The general safety profile of valganciclovir in children does not differ from the safety profile of the drug in adults. In the pediatric population, there was a slight increase in the frequency of neutropenia, but this did not lead to an increase in the frequency of infections.

In children who have undergone kidney transplantation, an increase in the period of preventive use to 200 days does not lead to an increase in the frequency of adverse events.

Congenital CMV infection

Therapy of congenital CMV infection is not an approved indication for the use of valganciclovir. Nevertheless, studies conducted in newborns and young children with congenital CMV infection provide data on the safety profile of valganciclovir in these patient populations. The safety profile of valganciclovir is comparable to the known safety profile of valganciclovir/ganciclovir.

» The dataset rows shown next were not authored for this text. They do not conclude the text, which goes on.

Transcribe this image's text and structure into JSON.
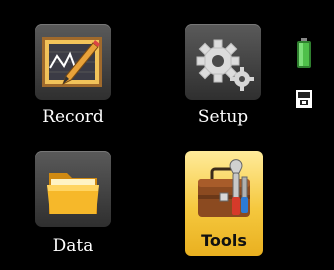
{
  "menu": {
    "record_label": "Record",
    "setup_label": "Setup",
    "data_label": "Data",
    "tools_label": "Tools",
    "selected": "Tools"
  },
  "status": {
    "battery_icon": "battery-full-icon",
    "storage_icon": "storage-card-icon",
    "battery_color": "#3fb63f"
  },
  "colors": {
    "highlight": "#f5c83e",
    "tile": "#444444",
    "background": "#000000"
  }
}
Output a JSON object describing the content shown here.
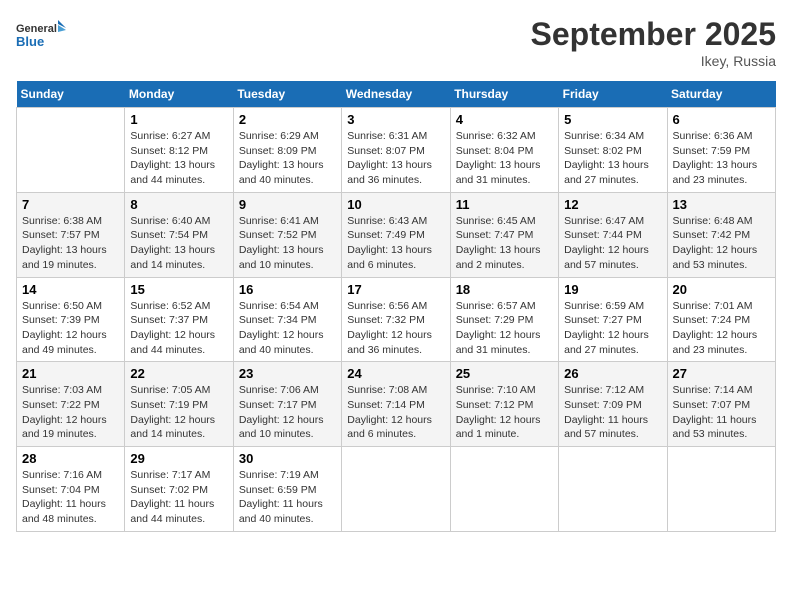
{
  "logo": {
    "text_general": "General",
    "text_blue": "Blue"
  },
  "title": "September 2025",
  "location": "Ikey, Russia",
  "days_of_week": [
    "Sunday",
    "Monday",
    "Tuesday",
    "Wednesday",
    "Thursday",
    "Friday",
    "Saturday"
  ],
  "weeks": [
    [
      {
        "day": "",
        "info": ""
      },
      {
        "day": "1",
        "info": "Sunrise: 6:27 AM\nSunset: 8:12 PM\nDaylight: 13 hours\nand 44 minutes."
      },
      {
        "day": "2",
        "info": "Sunrise: 6:29 AM\nSunset: 8:09 PM\nDaylight: 13 hours\nand 40 minutes."
      },
      {
        "day": "3",
        "info": "Sunrise: 6:31 AM\nSunset: 8:07 PM\nDaylight: 13 hours\nand 36 minutes."
      },
      {
        "day": "4",
        "info": "Sunrise: 6:32 AM\nSunset: 8:04 PM\nDaylight: 13 hours\nand 31 minutes."
      },
      {
        "day": "5",
        "info": "Sunrise: 6:34 AM\nSunset: 8:02 PM\nDaylight: 13 hours\nand 27 minutes."
      },
      {
        "day": "6",
        "info": "Sunrise: 6:36 AM\nSunset: 7:59 PM\nDaylight: 13 hours\nand 23 minutes."
      }
    ],
    [
      {
        "day": "7",
        "info": "Sunrise: 6:38 AM\nSunset: 7:57 PM\nDaylight: 13 hours\nand 19 minutes."
      },
      {
        "day": "8",
        "info": "Sunrise: 6:40 AM\nSunset: 7:54 PM\nDaylight: 13 hours\nand 14 minutes."
      },
      {
        "day": "9",
        "info": "Sunrise: 6:41 AM\nSunset: 7:52 PM\nDaylight: 13 hours\nand 10 minutes."
      },
      {
        "day": "10",
        "info": "Sunrise: 6:43 AM\nSunset: 7:49 PM\nDaylight: 13 hours\nand 6 minutes."
      },
      {
        "day": "11",
        "info": "Sunrise: 6:45 AM\nSunset: 7:47 PM\nDaylight: 13 hours\nand 2 minutes."
      },
      {
        "day": "12",
        "info": "Sunrise: 6:47 AM\nSunset: 7:44 PM\nDaylight: 12 hours\nand 57 minutes."
      },
      {
        "day": "13",
        "info": "Sunrise: 6:48 AM\nSunset: 7:42 PM\nDaylight: 12 hours\nand 53 minutes."
      }
    ],
    [
      {
        "day": "14",
        "info": "Sunrise: 6:50 AM\nSunset: 7:39 PM\nDaylight: 12 hours\nand 49 minutes."
      },
      {
        "day": "15",
        "info": "Sunrise: 6:52 AM\nSunset: 7:37 PM\nDaylight: 12 hours\nand 44 minutes."
      },
      {
        "day": "16",
        "info": "Sunrise: 6:54 AM\nSunset: 7:34 PM\nDaylight: 12 hours\nand 40 minutes."
      },
      {
        "day": "17",
        "info": "Sunrise: 6:56 AM\nSunset: 7:32 PM\nDaylight: 12 hours\nand 36 minutes."
      },
      {
        "day": "18",
        "info": "Sunrise: 6:57 AM\nSunset: 7:29 PM\nDaylight: 12 hours\nand 31 minutes."
      },
      {
        "day": "19",
        "info": "Sunrise: 6:59 AM\nSunset: 7:27 PM\nDaylight: 12 hours\nand 27 minutes."
      },
      {
        "day": "20",
        "info": "Sunrise: 7:01 AM\nSunset: 7:24 PM\nDaylight: 12 hours\nand 23 minutes."
      }
    ],
    [
      {
        "day": "21",
        "info": "Sunrise: 7:03 AM\nSunset: 7:22 PM\nDaylight: 12 hours\nand 19 minutes."
      },
      {
        "day": "22",
        "info": "Sunrise: 7:05 AM\nSunset: 7:19 PM\nDaylight: 12 hours\nand 14 minutes."
      },
      {
        "day": "23",
        "info": "Sunrise: 7:06 AM\nSunset: 7:17 PM\nDaylight: 12 hours\nand 10 minutes."
      },
      {
        "day": "24",
        "info": "Sunrise: 7:08 AM\nSunset: 7:14 PM\nDaylight: 12 hours\nand 6 minutes."
      },
      {
        "day": "25",
        "info": "Sunrise: 7:10 AM\nSunset: 7:12 PM\nDaylight: 12 hours\nand 1 minute."
      },
      {
        "day": "26",
        "info": "Sunrise: 7:12 AM\nSunset: 7:09 PM\nDaylight: 11 hours\nand 57 minutes."
      },
      {
        "day": "27",
        "info": "Sunrise: 7:14 AM\nSunset: 7:07 PM\nDaylight: 11 hours\nand 53 minutes."
      }
    ],
    [
      {
        "day": "28",
        "info": "Sunrise: 7:16 AM\nSunset: 7:04 PM\nDaylight: 11 hours\nand 48 minutes."
      },
      {
        "day": "29",
        "info": "Sunrise: 7:17 AM\nSunset: 7:02 PM\nDaylight: 11 hours\nand 44 minutes."
      },
      {
        "day": "30",
        "info": "Sunrise: 7:19 AM\nSunset: 6:59 PM\nDaylight: 11 hours\nand 40 minutes."
      },
      {
        "day": "",
        "info": ""
      },
      {
        "day": "",
        "info": ""
      },
      {
        "day": "",
        "info": ""
      },
      {
        "day": "",
        "info": ""
      }
    ]
  ]
}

The main manifestation of ganciclovir toxicity is neutropenia (38% of patients had grade 3 and 4 neutropenia, 1 patient needed to cancel therapy). Most of the phenomena were amenable to correction with the simultaneous possibility to continue antiviral therapy. All newborns had an increase in indicators characterizing growth and development (height, body weight, average head circumference). With oral administration of valganciclovir, the most frequent adverse events were neutropenia, anemia, impaired liver function and diarrhea. The listed adverse events were observed more often in patients with 6-week therapy with valganciclovir, compared with patients receiving valganciclovir for 6 months. Serious adverse events associated with treatment were neutropenia and anemia, which were also more often observed with therapy lasting 6 weeks. There were no statistically or clinically significant differences between patients treated with valganciclovir for 6 weeks and for 6 months in indicators characterizing growth and development, such as height, body weight, average head circumference.

Laboratory indicators

When extending the prevention period in adult patients with a high risk of CMV infection after transplantation of solid organs, the frequency of violations of laboratory parameters up to 200 days remained similar.

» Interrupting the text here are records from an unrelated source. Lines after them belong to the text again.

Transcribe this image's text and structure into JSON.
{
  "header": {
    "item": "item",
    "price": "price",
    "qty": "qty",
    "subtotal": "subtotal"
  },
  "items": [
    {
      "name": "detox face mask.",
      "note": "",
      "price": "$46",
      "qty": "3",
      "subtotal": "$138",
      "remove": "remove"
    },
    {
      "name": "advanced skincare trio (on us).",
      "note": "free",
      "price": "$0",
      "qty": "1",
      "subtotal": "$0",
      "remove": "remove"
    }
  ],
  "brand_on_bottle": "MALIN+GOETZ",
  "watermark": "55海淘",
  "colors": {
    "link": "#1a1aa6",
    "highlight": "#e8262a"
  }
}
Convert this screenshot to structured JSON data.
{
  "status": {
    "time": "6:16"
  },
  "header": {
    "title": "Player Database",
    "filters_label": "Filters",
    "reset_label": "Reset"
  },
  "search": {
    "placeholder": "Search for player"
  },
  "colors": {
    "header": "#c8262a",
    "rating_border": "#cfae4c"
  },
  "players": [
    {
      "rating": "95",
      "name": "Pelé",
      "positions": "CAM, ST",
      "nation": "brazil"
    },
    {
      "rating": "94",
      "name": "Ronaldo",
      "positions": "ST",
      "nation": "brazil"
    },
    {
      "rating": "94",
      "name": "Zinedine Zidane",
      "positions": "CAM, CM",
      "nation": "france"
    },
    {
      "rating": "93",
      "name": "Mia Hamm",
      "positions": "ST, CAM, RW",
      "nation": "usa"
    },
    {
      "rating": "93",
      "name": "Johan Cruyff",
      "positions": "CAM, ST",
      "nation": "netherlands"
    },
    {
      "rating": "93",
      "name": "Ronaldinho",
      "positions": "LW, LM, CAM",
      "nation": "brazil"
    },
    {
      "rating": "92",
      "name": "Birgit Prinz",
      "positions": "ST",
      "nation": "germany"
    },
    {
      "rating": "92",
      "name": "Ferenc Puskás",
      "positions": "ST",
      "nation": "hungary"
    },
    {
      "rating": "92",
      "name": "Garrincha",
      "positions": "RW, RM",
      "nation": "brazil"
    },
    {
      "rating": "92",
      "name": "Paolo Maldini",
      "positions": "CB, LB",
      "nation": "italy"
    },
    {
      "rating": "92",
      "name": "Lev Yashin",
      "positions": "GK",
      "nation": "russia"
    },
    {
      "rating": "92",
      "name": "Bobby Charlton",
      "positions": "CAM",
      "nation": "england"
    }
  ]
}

Severe neutropenia was more frequently observed in children who underwent kidney transplantation and received valganciclovir before the 200th day of the posttransplantation period, compared with children who received valganciclovir before the 100th day of the posttransplantation period, as well as compared with adults who underwent kidney transplantation and received valganciclovir before the 100th and 200th days of the posttransplantation period.

Post-registration application

The adverse events described with the post-registration use of valganciclovir are similar to those observed in clinical studies of valganciclovir and ganciclovir /valganciclovir.